Este arancel se establece tras una investigación que acusó al país sudamericano de mantener “prácticas comerciales desleales”. Como era de esperarse, esta acción provocó el rechazo del presidente brasileño, Luiz Inácio Lula da Silva, quien se opuso firmemente a esta medida y anunció la intención de activar una ley de reciprocidad comercial como respuesta.
Sin embargo, en una atmósfera de tensión, Brasil moderó su postura el martes, enfocándose en la posibilidad de entablar negociaciones con Trump. El vicepresidente, Geraldo Alckmin, comentó: “La idea no es retaliar. (En un) ojo por ojo, lo que puede pasar es que ambos terminen ciegos” durante una conferencia de prensa.
El vicepresidente brasileño remarcó que “siempre habrá negociación en lo que dependa de Brasil”. Esta nueva posición del gobierno parece estar influenciada por críticas que emergen de sectores afectados por los aranceles, como los fabricantes de calzado y maquinaria, quienes se opusieron a la activación de la ley de reciprocidad reciente aprobada por el Congreso.
Alckmin calificó la medida como “injusta y completamente descabellada”, aludiendo al superávit que Brasil tiene en su balanza comercial respecto a Estados Unidos. Adicionalmente, el país sudamericano se encuentra entre aquellos que podrían enfrentar aranceles del 12,5% por no prohibir la importación de bienes vinculados al trabajo forzado, conforme a lo señalado por el gobierno estadounidense.

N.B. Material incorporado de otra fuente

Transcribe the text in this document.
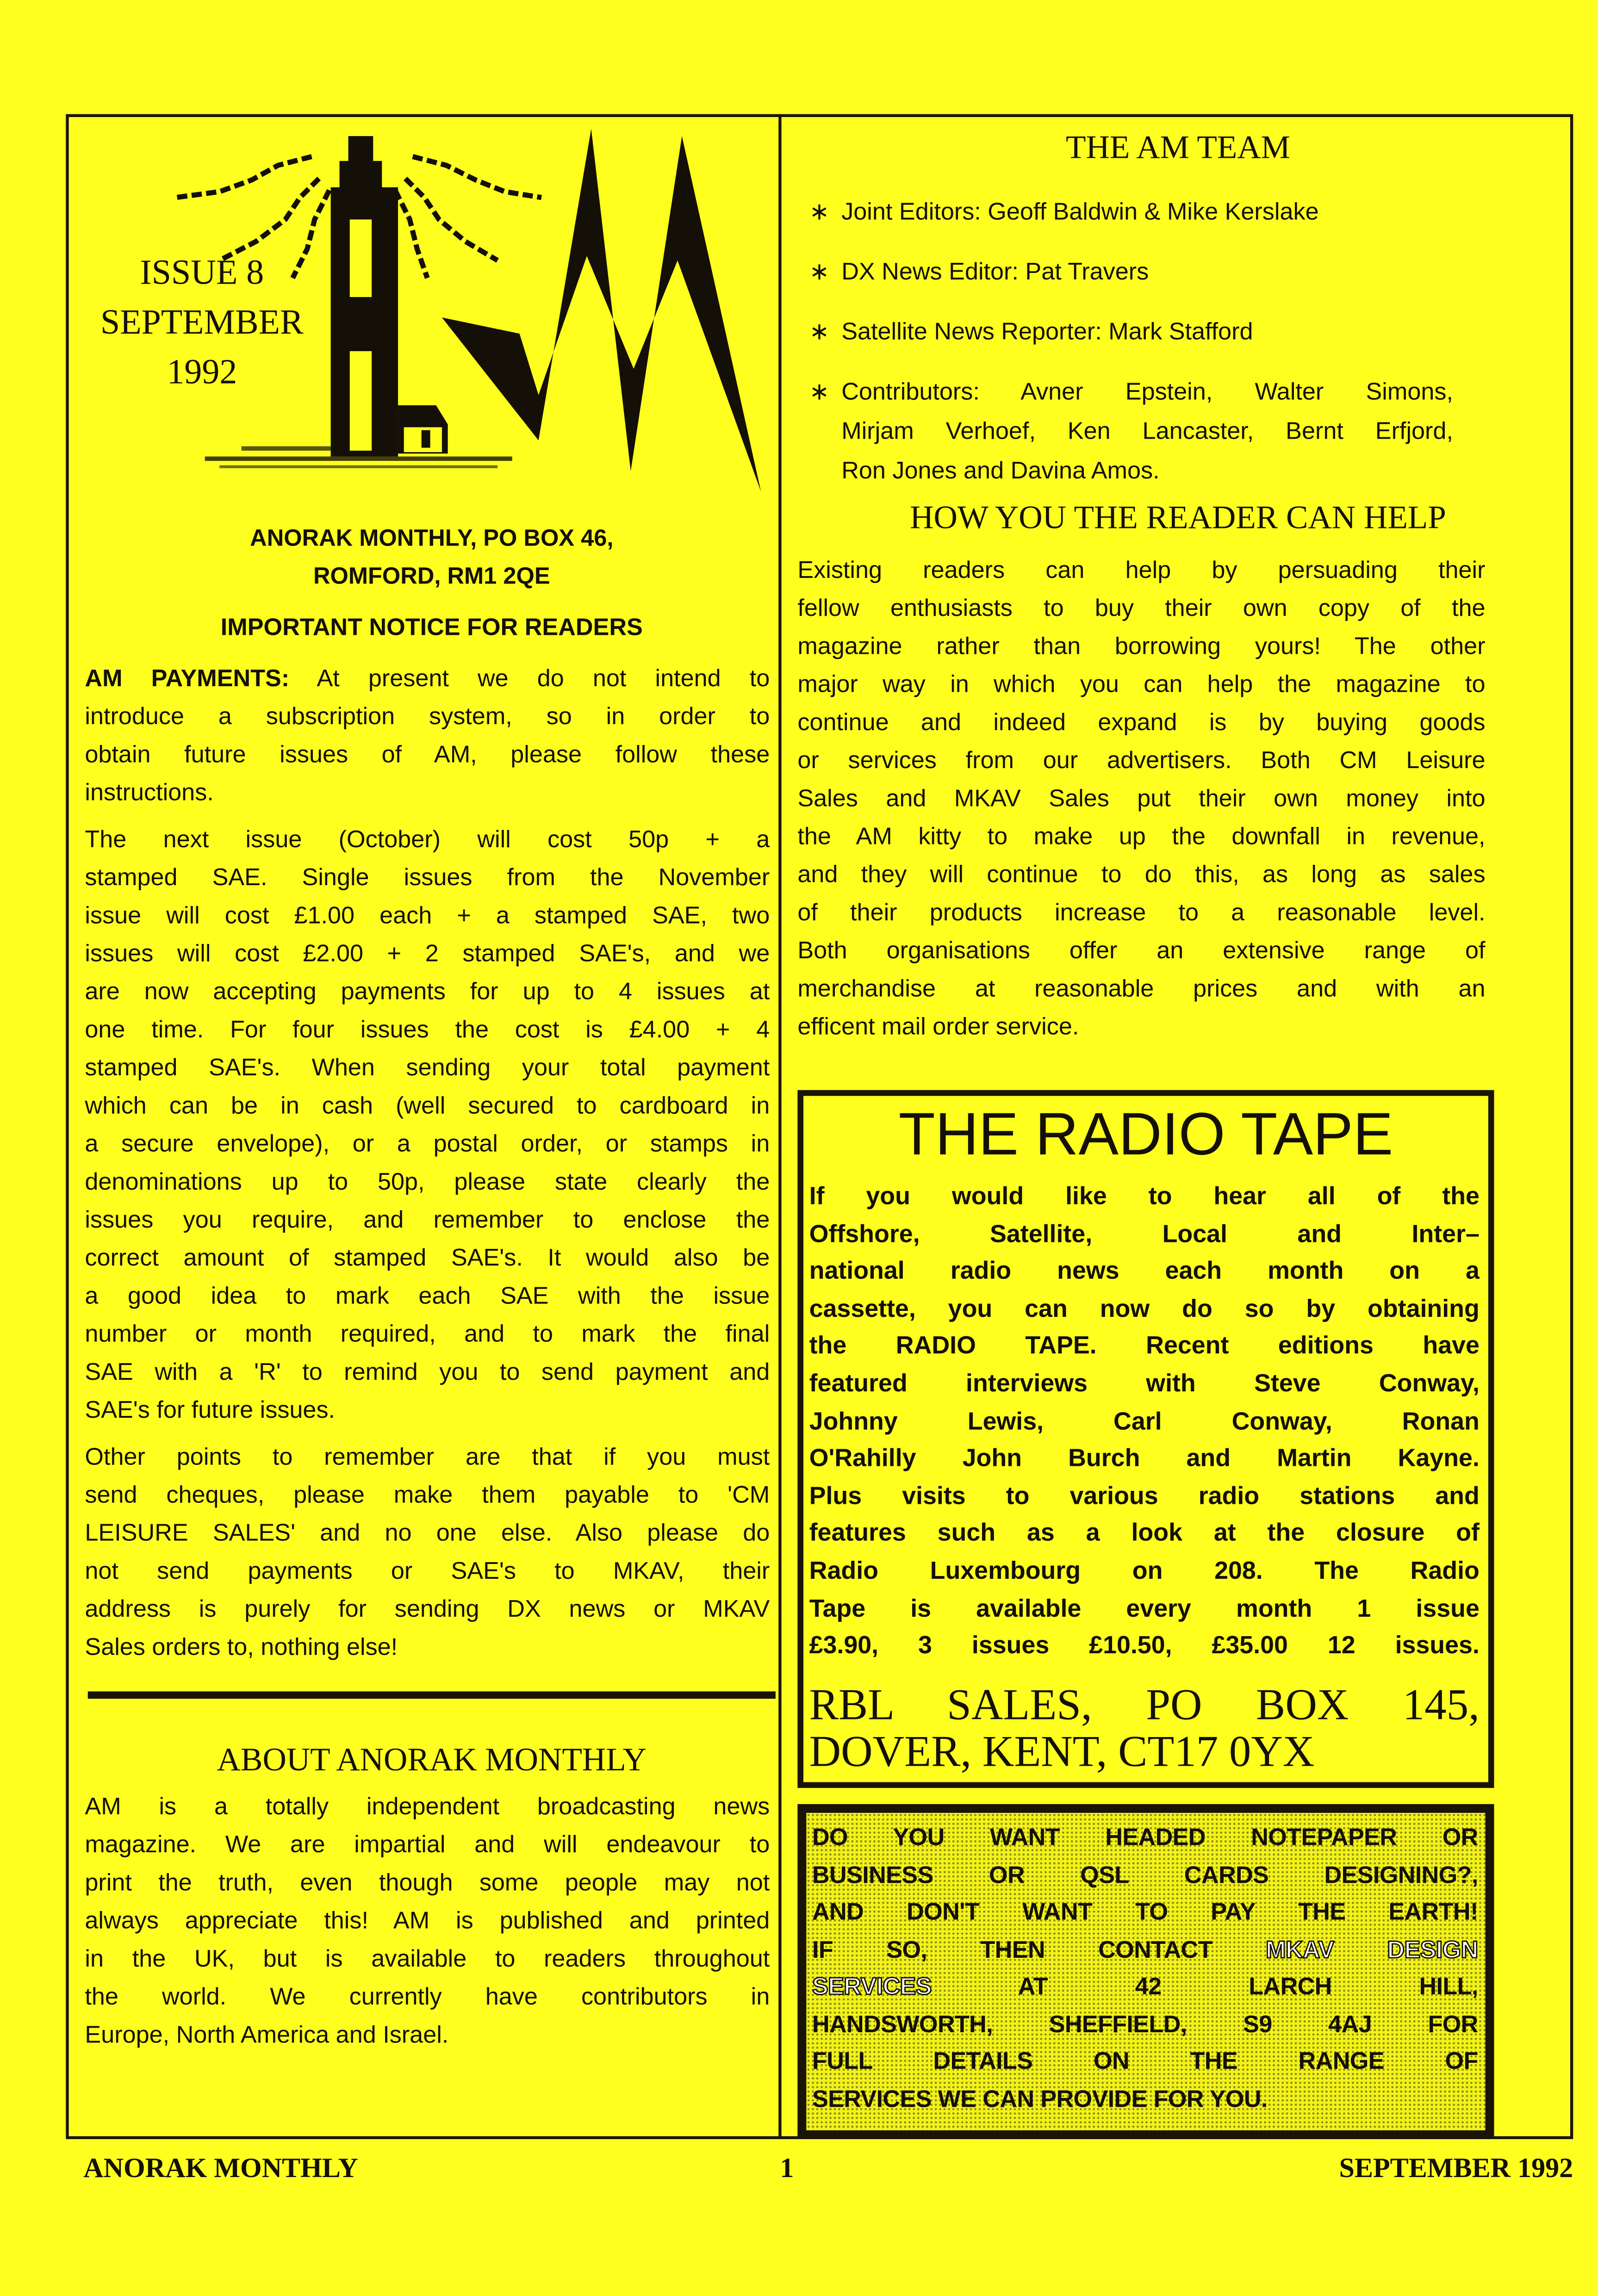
ISSUE 8
SEPTEMBER
1992
ANORAK MONTHLY, PO BOX 46,
ROMFORD, RM1 2QE
IMPORTANT NOTICE FOR READERS
AM PAYMENTS: At present we do not intend to
introduce a subscription system, so in order to
obtain future issues of AM, please follow these
instructions.
The next issue (October) will cost 50p + a
stamped SAE. Single issues from the November
issue will cost £1.00 each + a stamped SAE, two
issues will cost £2.00 + 2 stamped SAE's, and we
are now accepting payments for up to 4 issues at
one time. For four issues the cost is £4.00 + 4
stamped SAE's. When sending your total payment
which can be in cash (well secured to cardboard in
a secure envelope), or a postal order, or stamps in
denominations up to 50p, please state clearly the
issues you require, and remember to enclose the
correct amount of stamped SAE's. It would also be
a good idea to mark each SAE with the issue
number or month required, and to mark the final
SAE with a 'R' to remind you to send payment and
SAE's for future issues.
Other points to remember are that if you must
send cheques, please make them payable to 'CM
LEISURE SALES' and no one else. Also please do
not send payments or SAE's to MKAV, their
address is purely for sending DX news or MKAV
Sales orders to, nothing else!
ABOUT ANORAK MONTHLY
AM is a totally independent broadcasting news
magazine. We are impartial and will endeavour to
print the truth, even though some people may not
always appreciate this! AM is published and printed
in the UK, but is available to readers throughout
the world. We currently have contributors in
Europe, North America and Israel.
THE AM TEAM
∗ Joint Editors: Geoff Baldwin & Mike Kerslake
∗ DX News Editor: Pat Travers
∗ Satellite News Reporter: Mark Stafford
∗ Contributors: Avner Epstein, Walter Simons,
Mirjam Verhoef, Ken Lancaster, Bernt Erfjord,
Ron Jones and Davina Amos.
HOW YOU THE READER CAN HELP
Existing readers can help by persuading their
fellow enthusiasts to buy their own copy of the
magazine rather than borrowing yours! The other
major way in which you can help the magazine to
continue and indeed expand is by buying goods
or services from our advertisers. Both CM Leisure
Sales and MKAV Sales put their own money into
the AM kitty to make up the downfall in revenue,
and they will continue to do this, as long as sales
of their products increase to a reasonable level.
Both organisations offer an extensive range of
merchandise at reasonable prices and with an
efficent mail order service.
THE RADIO TAPE
If you would like to hear all of the
Offshore, Satellite, Local and Inter–
national radio news each month on a
cassette, you can now do so by obtaining
the RADIO TAPE. Recent editions have
featured interviews with Steve Conway,
Johnny Lewis, Carl Conway, Ronan
O'Rahilly John Burch and Martin Kayne.
Plus visits to various radio stations and
features such as a look at the closure of
Radio Luxembourg on 208. The Radio
Tape is available every month 1 issue
£3.90, 3 issues £10.50, £35.00 12 issues.
RBL SALES, PO BOX 145,
DOVER, KENT, CT17 0YX
DO YOU WANT HEADED NOTEPAPER OR
BUSINESS OR QSL CARDS DESIGNING?,
AND DON'T WANT TO PAY THE EARTH!
IF SO, THEN CONTACT MKAV DESIGN
SERVICES AT 42 LARCH HILL,
HANDSWORTH, SHEFFIELD, S9 4AJ FOR
FULL DETAILS ON THE RANGE OF
SERVICES WE CAN PROVIDE FOR YOU.
ANORAK MONTHLY	1	SEPTEMBER 1992
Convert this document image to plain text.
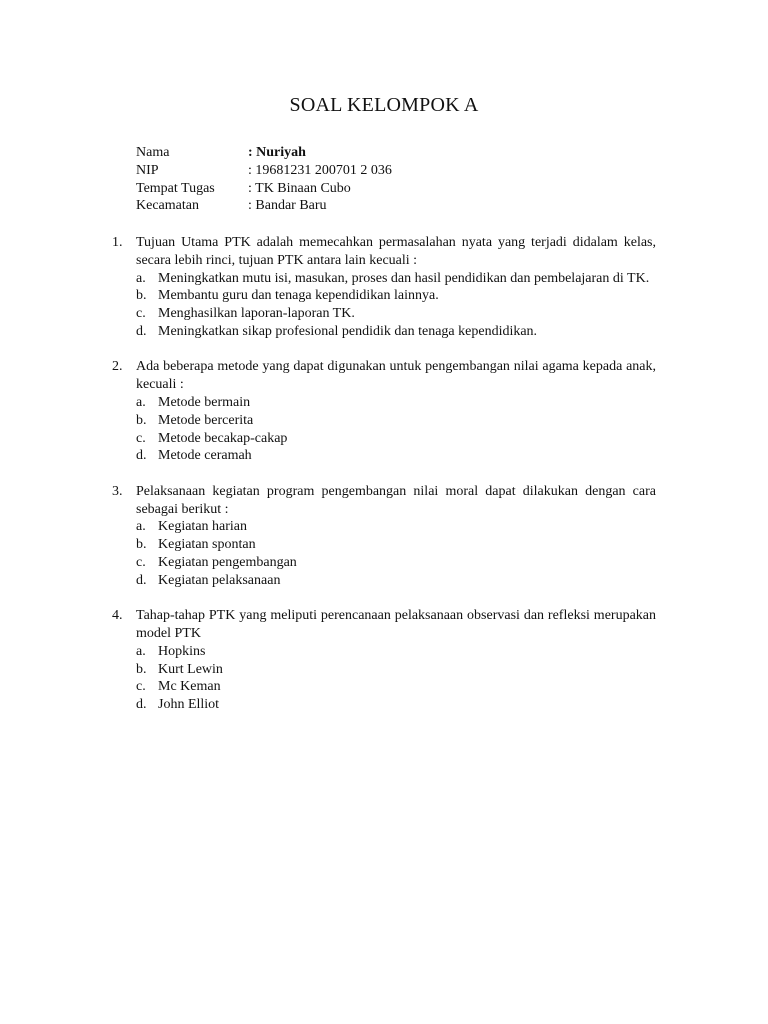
SOAL KELOMPOK A
Nama	: Nuriyah
NIP	: 19681231 200701 2 036
Tempat Tugas	: TK Binaan Cubo
Kecamatan	: Bandar Baru
1. Tujuan Utama PTK adalah memecahkan permasalahan nyata yang terjadi didalam kelas, secara lebih rinci, tujuan PTK antara lain kecuali :
a. Meningkatkan mutu isi, masukan, proses dan hasil pendidikan dan pembelajaran di TK.
b. Membantu guru dan tenaga kependidikan lainnya.
c. Menghasilkan laporan-laporan TK.
d. Meningkatkan sikap profesional pendidik dan tenaga kependidikan.
2. Ada beberapa metode yang dapat digunakan untuk pengembangan nilai agama kepada anak, kecuali :
a. Metode bermain
b. Metode bercerita
c. Metode becakap-cakap
d. Metode ceramah
3. Pelaksanaan kegiatan program pengembangan nilai moral dapat dilakukan dengan cara sebagai berikut :
a. Kegiatan harian
b. Kegiatan spontan
c. Kegiatan pengembangan
d. Kegiatan pelaksanaan
4. Tahap-tahap PTK yang meliputi perencanaan pelaksanaan observasi dan refleksi merupakan model PTK
a. Hopkins
b. Kurt Lewin
c. Mc Keman
d. John Elliot
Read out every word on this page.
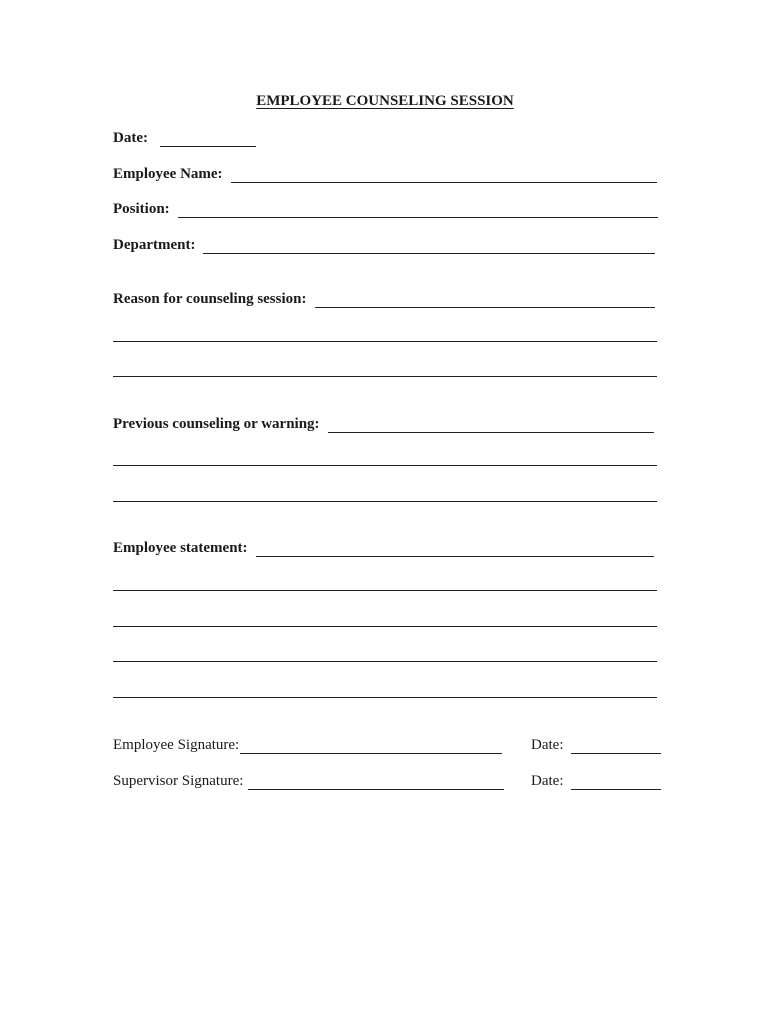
EMPLOYEE COUNSELING SESSION
Date:
Employee Name:
Position:
Department:
Reason for counseling session:
Previous counseling or warning:
Employee statement:
Employee Signature:	Date:
Supervisor Signature:	Date:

Este nuevo impuesto se enmarca en una estrategia renovada de Trump, quien está resurgiendo como defensor del uso de aranceles como instrumento de presión, lo que genera inquietudes sobre represalias y un incremento en las tensiones comerciales a nivel internacional.
Valentina Sader, analista del centro de estudios Atlantic Council, sugiere que “Washington podría estar empleando a Brasil como un caso ejemplar para comunicar sus prioridades y su estilo de negociación”. Aunque la Corte Suprema de Estados Unidos anuló varios aranceles impuestos por Trump en febrero, Washington ha continuado avanzando en su agenda comercial, invocando otras autoridades. La afirmación de que los aranceles se deben a la falta de negociación de Lula refuerza la idea de que esta medida no solo apunta a las prácticas comerciales de Brasil, sino que también posee un trasfondo político en contra del propio Lula.
Es relevante considerar el contexto de esta tensión comercial: solo faltan tres meses para las elecciones presidenciales en Brasil, y los aranceles se posicionan como un tema crucial en la campaña que enfrenta a Lula con el senador Flávio Bolsonaro, hijo del expresidente Jair Bolsonaro.
La Cámara de Comercio Americana en Brasil alertó que la medida impuesta por Estados Unidos afecta a más de 11.000 millones de dólares en exportaciones.
Asimismo, en el marco de su propio calendario electoral, Trump anunció el martes la imposición de nuevos aranceles del 100% sobre medicamentos genéricos importados, que comenzarán a ser aplicados a partir de agosto de 2028, con una tasa que aumentará al 200% en 2029. Sin embargo, se anticipa una ofensiva más amplia, ya que en junio se propusieron aranceles entre el 10% y el 12,5% dirigidos a 60 socios comerciales por supuestos incumplimientos en la lucha contra el trabajo forzado.